United States

In 2019, the United States received 1031 000 new immigrants on a long-term or permanent basis (including changes of status), -6% compared to 2018. This figure comprises 7% labour migrants, 75.3% family members (including accompanying family) and 10.4% humanitarian migrants. Around 364 000 permits were issued to tertiary-level international students and 766 000 to temporary and seasonal labour migrants.

Mexico, China and India were the top three nationalities of newcomers in 2019. Among the top 15 countries of origin, Viet Nam registered the strongest increase (5 800) and Cuba the largest decrease (-36 000) in flows to the United States compared to the previous year.

In 2020, the number of first asylum applicants decreased by -16.6%, to reach around 251 000. The majority of applicants came from Guatemala (36 000), Honduras (31 000) and Venezuela (24 000). The largest increase since 2019 concerned nationals of Haiti (3 200) and the largest decrease nationals of Guatemala (-15 000). Of the 94 000 decisions taken in 2020, 17.3% were positive.
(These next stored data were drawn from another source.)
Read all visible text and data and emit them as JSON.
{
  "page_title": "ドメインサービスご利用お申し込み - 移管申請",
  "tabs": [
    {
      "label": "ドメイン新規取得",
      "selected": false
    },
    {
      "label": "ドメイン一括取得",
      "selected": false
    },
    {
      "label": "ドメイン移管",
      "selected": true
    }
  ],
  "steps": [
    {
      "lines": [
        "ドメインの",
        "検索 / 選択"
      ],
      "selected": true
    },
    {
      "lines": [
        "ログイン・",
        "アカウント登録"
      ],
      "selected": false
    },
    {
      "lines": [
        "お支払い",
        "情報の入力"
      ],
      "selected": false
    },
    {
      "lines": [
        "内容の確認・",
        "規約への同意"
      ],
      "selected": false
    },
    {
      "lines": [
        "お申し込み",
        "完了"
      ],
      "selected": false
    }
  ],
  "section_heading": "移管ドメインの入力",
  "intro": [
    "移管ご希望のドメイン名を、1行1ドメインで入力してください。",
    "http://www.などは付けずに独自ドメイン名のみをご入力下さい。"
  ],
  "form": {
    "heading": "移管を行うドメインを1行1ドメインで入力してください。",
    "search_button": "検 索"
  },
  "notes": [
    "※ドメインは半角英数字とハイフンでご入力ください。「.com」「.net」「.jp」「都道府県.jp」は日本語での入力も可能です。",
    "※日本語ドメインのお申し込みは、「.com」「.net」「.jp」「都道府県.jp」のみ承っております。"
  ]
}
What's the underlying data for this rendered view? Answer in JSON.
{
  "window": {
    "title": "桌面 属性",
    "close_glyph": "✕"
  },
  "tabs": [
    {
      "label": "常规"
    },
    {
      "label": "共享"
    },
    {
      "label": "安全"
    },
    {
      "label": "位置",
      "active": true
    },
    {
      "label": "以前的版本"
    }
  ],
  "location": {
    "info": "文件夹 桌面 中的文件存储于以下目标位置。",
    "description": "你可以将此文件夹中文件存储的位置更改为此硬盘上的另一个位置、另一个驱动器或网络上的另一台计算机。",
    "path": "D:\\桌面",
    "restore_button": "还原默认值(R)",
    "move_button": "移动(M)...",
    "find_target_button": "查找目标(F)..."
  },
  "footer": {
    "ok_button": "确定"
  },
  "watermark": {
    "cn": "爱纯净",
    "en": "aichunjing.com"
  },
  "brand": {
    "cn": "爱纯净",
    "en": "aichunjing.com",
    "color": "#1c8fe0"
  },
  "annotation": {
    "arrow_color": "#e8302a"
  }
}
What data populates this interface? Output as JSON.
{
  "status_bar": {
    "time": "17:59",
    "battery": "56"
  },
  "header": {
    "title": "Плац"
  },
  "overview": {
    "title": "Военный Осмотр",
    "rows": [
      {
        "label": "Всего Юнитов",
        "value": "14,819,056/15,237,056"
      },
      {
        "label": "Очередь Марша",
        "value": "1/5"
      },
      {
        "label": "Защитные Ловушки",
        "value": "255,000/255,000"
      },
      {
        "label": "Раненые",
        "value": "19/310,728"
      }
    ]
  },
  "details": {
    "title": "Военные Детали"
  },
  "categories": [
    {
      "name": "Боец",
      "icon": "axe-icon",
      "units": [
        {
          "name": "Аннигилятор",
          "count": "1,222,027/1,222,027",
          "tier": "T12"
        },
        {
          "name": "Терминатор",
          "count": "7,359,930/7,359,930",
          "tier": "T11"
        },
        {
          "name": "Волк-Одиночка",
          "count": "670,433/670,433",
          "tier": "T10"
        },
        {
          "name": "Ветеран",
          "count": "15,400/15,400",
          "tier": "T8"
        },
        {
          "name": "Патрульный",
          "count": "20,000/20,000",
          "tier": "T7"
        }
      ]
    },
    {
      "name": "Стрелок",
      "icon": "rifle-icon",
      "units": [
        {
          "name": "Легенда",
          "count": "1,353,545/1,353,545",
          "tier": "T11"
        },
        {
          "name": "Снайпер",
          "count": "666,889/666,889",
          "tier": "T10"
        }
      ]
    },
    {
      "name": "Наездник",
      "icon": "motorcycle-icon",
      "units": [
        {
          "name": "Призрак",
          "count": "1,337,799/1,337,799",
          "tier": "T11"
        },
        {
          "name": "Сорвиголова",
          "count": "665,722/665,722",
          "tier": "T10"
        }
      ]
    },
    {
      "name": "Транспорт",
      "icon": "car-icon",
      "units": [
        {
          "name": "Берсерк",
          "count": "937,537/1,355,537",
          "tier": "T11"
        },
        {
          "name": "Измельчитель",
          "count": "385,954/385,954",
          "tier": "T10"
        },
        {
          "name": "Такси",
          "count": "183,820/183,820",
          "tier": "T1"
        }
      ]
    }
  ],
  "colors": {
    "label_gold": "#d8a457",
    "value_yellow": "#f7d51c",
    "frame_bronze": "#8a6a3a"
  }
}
Emigration of Americans to OECD countries decreased by -5% in 2019, to 113 000. Approximately 21% of this group migrated to Japan, 15% to the United Kingdom and 9% to Germany.

Following an administration change, US government agencies, including the Department of Homeland Security (DHS), were tasked with reviewing their policies and processes to ensure a safe, orderly and humane immigration system. Executive Orders and Proclamations signed by President Biden outlined efforts to restore US commitment to welcoming refugees, respond to the situation at the US Southern border, reduce barriers to legal immigration and promote citizenship and integration.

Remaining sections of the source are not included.